Vénéré par les geeks du monde entier depuis près de vingt ans, Guillermo Del Toro demeure curieusement assez méconnu du grand public malgré son abattage et quelques petits succès au box-office (les Hellboy, Pacific Rim, Blade 2...). Inutile de dire que je suis ravi de le voir accéder à la reconnaissance qu'il mérite avec son dernier long même si j'avais un peu peur de la hype et du côté " Del Toro pour les Nuls" qui se dégageait du projet.
En effet, de prime abord la Forme de l'Eau ressemble à la somme de toutes les obsessions du cinéaste Mexicain : son amour absolu pour les freaks avec notamment un homme-poisson qui est une sorte d'upgrade de ce bon vieil Abe Sapien, son sens inné de la poésie, son goût pour la mythologie et le romantisme exacerbé....
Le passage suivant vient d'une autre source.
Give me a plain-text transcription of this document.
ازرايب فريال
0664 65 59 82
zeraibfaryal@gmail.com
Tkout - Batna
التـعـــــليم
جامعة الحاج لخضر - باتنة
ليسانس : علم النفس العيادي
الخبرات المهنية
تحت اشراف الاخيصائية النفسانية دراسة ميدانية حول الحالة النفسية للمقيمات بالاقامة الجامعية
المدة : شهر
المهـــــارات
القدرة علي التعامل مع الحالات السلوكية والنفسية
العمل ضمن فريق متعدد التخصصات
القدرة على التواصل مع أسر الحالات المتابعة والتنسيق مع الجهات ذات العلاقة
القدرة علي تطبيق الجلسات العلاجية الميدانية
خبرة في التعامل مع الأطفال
Toutefois, on aurait tort de résumer le film à une sorte de patchwork de la filmographie de son auteur car tous les thèmes évoqués ci-dessus qui étaient parfois au second plan dans ces précédents essais sont ici au coeur du récit et sont traités avec un premier degré et une pureté qui forcent le respect !
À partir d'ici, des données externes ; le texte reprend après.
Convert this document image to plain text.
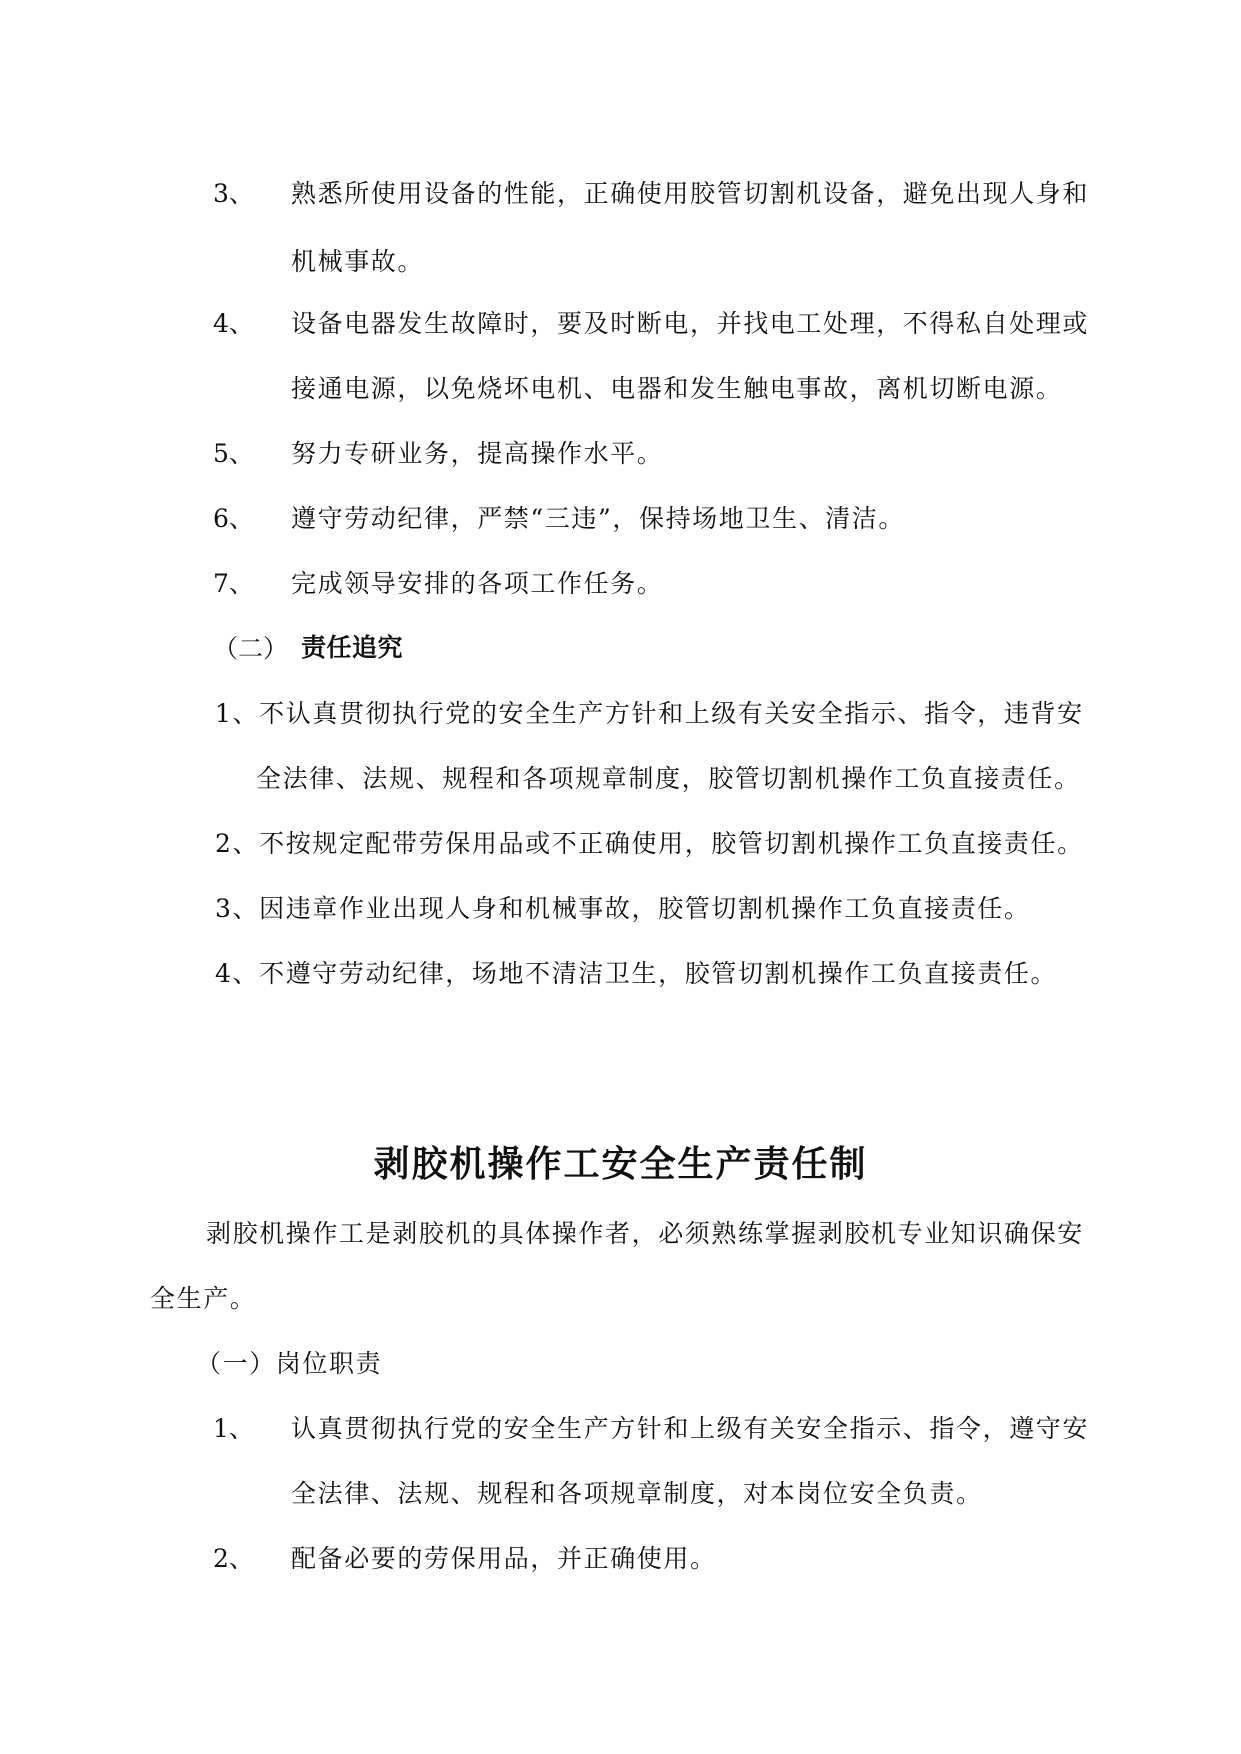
3、 熟悉所使用设备的性能，正确使用胶管切割机设备，避免出现人身和
机械事故。
4、 设备电器发生故障时，要及时断电，并找电工处理，不得私自处理或
接通电源，以免烧坏电机、电器和发生触电事故，离机切断电源。
5、 努力专研业务，提高操作水平。
6、 遵守劳动纪律，严禁“三违”，保持场地卫生、清洁。
7、 完成领导安排的各项工作任务。
（二） 责任追究
1、不认真贯彻执行党的安全生产方针和上级有关安全指示、指令，违背安
全法律、法规、规程和各项规章制度，胶管切割机操作工负直接责任。
2、不按规定配带劳保用品或不正确使用，胶管切割机操作工负直接责任。
3、因违章作业出现人身和机械事故，胶管切割机操作工负直接责任。
4、不遵守劳动纪律，场地不清洁卫生，胶管切割机操作工负直接责任。
剥胶机操作工安全生产责任制
剥胶机操作工是剥胶机的具体操作者，必须熟练掌握剥胶机专业知识确保安
全生产。
（一）岗位职责
1、 认真贯彻执行党的安全生产方针和上级有关安全指示、指令，遵守安
全法律、法规、规程和各项规章制度，对本岗位安全负责。
2、 配备必要的劳保用品，并正确使用。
Ainsi dès la superbe introduction, il n'y a aucun doute sur le fait qu'on est face à un conte fantastique dans la lignée du Labyrinthe de Pan, une impression renforcée par la présence d'un narrateur.
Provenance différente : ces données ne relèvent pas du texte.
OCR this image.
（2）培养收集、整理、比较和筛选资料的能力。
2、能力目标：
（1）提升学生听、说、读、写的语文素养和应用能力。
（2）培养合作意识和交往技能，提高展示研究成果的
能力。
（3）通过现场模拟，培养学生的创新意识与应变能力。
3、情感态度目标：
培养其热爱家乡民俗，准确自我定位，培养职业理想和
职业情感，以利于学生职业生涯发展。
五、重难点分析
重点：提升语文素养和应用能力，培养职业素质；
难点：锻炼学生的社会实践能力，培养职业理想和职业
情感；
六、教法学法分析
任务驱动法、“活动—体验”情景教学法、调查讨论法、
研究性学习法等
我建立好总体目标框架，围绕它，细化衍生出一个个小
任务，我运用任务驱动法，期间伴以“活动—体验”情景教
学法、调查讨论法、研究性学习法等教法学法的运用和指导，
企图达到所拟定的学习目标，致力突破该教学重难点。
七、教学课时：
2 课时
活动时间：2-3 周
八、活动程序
Ce côté fairy tale est assumé de bout en bout par Del Toro qui prends néanmoins le parti de le subvertir en y introduisant une dimension sexuelle explicite et au final totalement logique. Un aspect qui témoigne d'ailleurs de la profondeur d'écriture des personnages tous traités avec une infinie tendresse y compris le fumier campé par le génial Michael Shannon presque trop évident dans le rôle. Il est devenu très rare de voir une péloche où chaque personnage possède un arc narratif propre et évolue pour sortir de son archétype...
Le tout est évidemment transcendé par une mise en scène élégante qui transpire l'amour du cinéma à chaque plan et qui est magnifiée par la photo de Dan Lautsen et par la musique de notre Alexandre Desplat national décidément toujours dans les bons coups ! Le talent formel de Del Toro lui permet de passer avec aisance d'une romance à la sensualité troublante à une superbe ambiance de guerre froide en passant par ses rares mais jolis moments de terreur gentiment gores qu'il affectionne tant. On regrettera juste une séquence façon comédie musicale très réussie visuellement mais franchement dispensable sur le plan narratif.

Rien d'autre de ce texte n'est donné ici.